Все боролись со мной в эти месяцы и проклинали меня: Блоки, Иванов, Чулков, Айхенвальд, Абрамович, Сергей Городецкий, М. Гофман, Б. Зайцев, Е. Ляцкий, Сергей Соколов, Виктор Стражев, Глаголь, Иван Бунин; в газетах орали: «Собака весовская, бешеный, полусумасшедший, бездарный, испытаннейший скандалист». Яблоновский Сергей, Гиляровский, Лоло, Петр Пильский, Измайлов, Игнатов и сколькие прочие — в «Русском слове», в «Речи», в «Русских ведомостях», в «Раннем утре», в «Голосе Москвы» только и ждали удобного случая, чтоб доконать окончательно молодого писателя, переживавшего последствия тяжелого горя и едва стоявшего на-ногах: от затерзанности; не заступался — никто: Мережковские дипломатично помалкивали; Брюсов тоже в иные минуты двоился; «личарда» — Эллис скорее мне портил поддержкой, чем помощь оказывал: за ним следи, — укатает в скандал!
Вдруг — серьезнейший, опытный, трезвый, все взвешивающий и всеми ценимый Михаил Осипович — идет пожать руку, к себе зовет; и с радушием открывает страницы журнала, набитого профессорскими именами: кто там не писал?
Вот некоторые из сотрудников: профессора — Бузескул, С. А. Венгеров, Гревс, Ф. Ф. Зелинский, Н. А. Каблуков, Н. И. Кареев, А. А. Кизеветтер, Мануйлов, Новгородцев, Озеров, Радлов, Ростовцев, Сакулин, Сперанский, Сушкин, Тарле, Туган-Барановский, Фортунатов, В. М. Хвостов, Челпанов, А. А. Чупров, Шершеневич; и кариатида седая, меня напугавшая, в детстве, или — Иван Иванович Янжул.

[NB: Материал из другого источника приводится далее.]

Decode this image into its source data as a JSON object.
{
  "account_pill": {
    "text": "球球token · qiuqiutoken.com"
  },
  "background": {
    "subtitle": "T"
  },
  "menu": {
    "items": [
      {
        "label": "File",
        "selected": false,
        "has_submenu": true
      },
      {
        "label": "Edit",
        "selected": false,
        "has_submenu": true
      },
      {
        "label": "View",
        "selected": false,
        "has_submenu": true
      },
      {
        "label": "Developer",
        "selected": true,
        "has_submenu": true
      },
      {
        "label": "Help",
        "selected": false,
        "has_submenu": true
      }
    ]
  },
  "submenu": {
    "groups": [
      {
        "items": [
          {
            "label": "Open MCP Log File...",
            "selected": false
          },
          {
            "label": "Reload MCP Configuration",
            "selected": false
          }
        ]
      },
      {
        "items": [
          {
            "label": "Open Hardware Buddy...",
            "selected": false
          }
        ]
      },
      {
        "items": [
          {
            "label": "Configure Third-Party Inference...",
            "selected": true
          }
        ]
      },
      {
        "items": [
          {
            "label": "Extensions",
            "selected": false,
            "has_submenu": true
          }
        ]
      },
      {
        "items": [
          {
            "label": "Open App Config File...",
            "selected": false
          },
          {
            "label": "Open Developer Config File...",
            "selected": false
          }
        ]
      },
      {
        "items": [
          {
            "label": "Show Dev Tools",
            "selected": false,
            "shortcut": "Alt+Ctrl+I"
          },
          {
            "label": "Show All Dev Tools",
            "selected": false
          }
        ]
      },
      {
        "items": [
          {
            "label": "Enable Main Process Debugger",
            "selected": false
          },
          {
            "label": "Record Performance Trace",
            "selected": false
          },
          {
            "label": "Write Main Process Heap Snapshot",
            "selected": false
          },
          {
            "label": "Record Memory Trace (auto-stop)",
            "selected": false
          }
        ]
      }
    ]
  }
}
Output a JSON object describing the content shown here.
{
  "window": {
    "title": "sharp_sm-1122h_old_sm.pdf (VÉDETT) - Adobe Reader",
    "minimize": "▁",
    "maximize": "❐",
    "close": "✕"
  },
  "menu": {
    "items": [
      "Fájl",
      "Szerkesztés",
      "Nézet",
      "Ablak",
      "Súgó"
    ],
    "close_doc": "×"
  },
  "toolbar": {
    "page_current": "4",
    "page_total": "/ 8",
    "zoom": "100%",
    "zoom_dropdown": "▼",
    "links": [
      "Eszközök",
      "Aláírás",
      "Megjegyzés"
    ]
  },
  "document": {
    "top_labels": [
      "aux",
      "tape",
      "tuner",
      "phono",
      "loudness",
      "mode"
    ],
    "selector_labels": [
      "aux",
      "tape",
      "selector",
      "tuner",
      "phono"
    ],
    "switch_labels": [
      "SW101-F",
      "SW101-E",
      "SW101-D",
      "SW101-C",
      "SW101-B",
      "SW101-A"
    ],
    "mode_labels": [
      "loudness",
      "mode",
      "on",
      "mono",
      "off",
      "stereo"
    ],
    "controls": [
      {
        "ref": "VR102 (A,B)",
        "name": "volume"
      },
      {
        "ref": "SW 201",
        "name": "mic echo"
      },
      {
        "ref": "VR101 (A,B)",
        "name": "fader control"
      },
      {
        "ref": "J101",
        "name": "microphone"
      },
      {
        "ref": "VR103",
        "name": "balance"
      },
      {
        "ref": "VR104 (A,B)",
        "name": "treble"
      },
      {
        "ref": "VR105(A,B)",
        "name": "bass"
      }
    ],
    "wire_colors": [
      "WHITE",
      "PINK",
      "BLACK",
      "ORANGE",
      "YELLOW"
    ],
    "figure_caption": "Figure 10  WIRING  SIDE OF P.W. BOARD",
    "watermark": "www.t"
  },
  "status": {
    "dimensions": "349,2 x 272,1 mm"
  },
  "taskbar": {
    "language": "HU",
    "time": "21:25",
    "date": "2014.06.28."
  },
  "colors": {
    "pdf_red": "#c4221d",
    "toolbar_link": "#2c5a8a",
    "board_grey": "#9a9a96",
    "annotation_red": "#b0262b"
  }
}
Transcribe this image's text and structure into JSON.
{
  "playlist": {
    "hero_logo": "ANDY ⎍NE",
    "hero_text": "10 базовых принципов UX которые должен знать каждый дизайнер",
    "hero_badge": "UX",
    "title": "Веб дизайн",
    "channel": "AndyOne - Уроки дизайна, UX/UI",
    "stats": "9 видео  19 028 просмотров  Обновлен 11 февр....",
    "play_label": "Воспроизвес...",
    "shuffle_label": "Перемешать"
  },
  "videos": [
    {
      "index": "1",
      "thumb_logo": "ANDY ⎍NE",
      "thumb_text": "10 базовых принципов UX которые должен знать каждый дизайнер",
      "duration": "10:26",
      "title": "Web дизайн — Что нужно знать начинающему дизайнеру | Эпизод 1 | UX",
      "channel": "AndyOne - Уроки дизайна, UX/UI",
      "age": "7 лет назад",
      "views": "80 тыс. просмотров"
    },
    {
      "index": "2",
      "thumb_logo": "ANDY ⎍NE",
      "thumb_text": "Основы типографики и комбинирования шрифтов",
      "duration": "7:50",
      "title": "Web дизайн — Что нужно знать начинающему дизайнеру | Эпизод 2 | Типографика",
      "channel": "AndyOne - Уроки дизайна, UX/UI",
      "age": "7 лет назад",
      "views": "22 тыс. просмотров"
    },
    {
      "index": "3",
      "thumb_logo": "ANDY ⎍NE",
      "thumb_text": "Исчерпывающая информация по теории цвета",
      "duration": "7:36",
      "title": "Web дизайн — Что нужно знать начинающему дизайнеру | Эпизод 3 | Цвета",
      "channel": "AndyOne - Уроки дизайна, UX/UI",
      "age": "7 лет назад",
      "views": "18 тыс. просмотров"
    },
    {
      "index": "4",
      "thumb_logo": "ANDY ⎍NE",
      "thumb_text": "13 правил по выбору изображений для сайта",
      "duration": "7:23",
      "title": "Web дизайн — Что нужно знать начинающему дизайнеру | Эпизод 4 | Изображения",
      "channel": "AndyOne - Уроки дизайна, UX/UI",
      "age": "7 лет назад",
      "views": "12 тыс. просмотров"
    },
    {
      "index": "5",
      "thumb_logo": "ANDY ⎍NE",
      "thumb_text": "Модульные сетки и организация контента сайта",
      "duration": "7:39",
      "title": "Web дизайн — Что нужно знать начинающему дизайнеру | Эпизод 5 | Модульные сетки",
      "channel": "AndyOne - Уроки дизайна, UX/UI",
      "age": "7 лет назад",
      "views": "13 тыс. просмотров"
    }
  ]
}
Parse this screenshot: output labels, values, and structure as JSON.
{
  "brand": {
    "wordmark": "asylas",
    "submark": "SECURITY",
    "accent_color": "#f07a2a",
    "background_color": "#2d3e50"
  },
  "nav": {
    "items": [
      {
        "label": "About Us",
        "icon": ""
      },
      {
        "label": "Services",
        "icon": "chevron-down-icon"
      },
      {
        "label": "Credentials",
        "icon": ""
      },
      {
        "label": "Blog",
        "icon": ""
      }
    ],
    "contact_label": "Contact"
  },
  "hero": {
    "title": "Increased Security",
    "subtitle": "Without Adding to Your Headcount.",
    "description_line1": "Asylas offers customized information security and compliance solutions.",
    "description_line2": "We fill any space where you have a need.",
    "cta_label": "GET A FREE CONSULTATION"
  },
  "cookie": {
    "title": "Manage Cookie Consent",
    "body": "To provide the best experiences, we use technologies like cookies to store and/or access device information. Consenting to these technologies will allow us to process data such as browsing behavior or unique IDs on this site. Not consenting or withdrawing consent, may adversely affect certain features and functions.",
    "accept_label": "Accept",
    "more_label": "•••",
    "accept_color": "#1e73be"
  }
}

Я, гонимый, травимый, осмеянный, оказываюсь вместе с Валерием Брюсовым в компании знаменитых «китов».
Это дело рук Гершензона; он мне предлагал: «Переносите-ка ваши „весовские“ пулеметы ко мне; продолжайте отсюда обстрел всех позиций».
События личной жизни не дали возможности углубить мне участие в этом «почтенном» журнале; разборов пять-шесть я все-таки Гершензону дал (о Блоке, Ремизове, Сологубе, Брюсове и т. д.)236.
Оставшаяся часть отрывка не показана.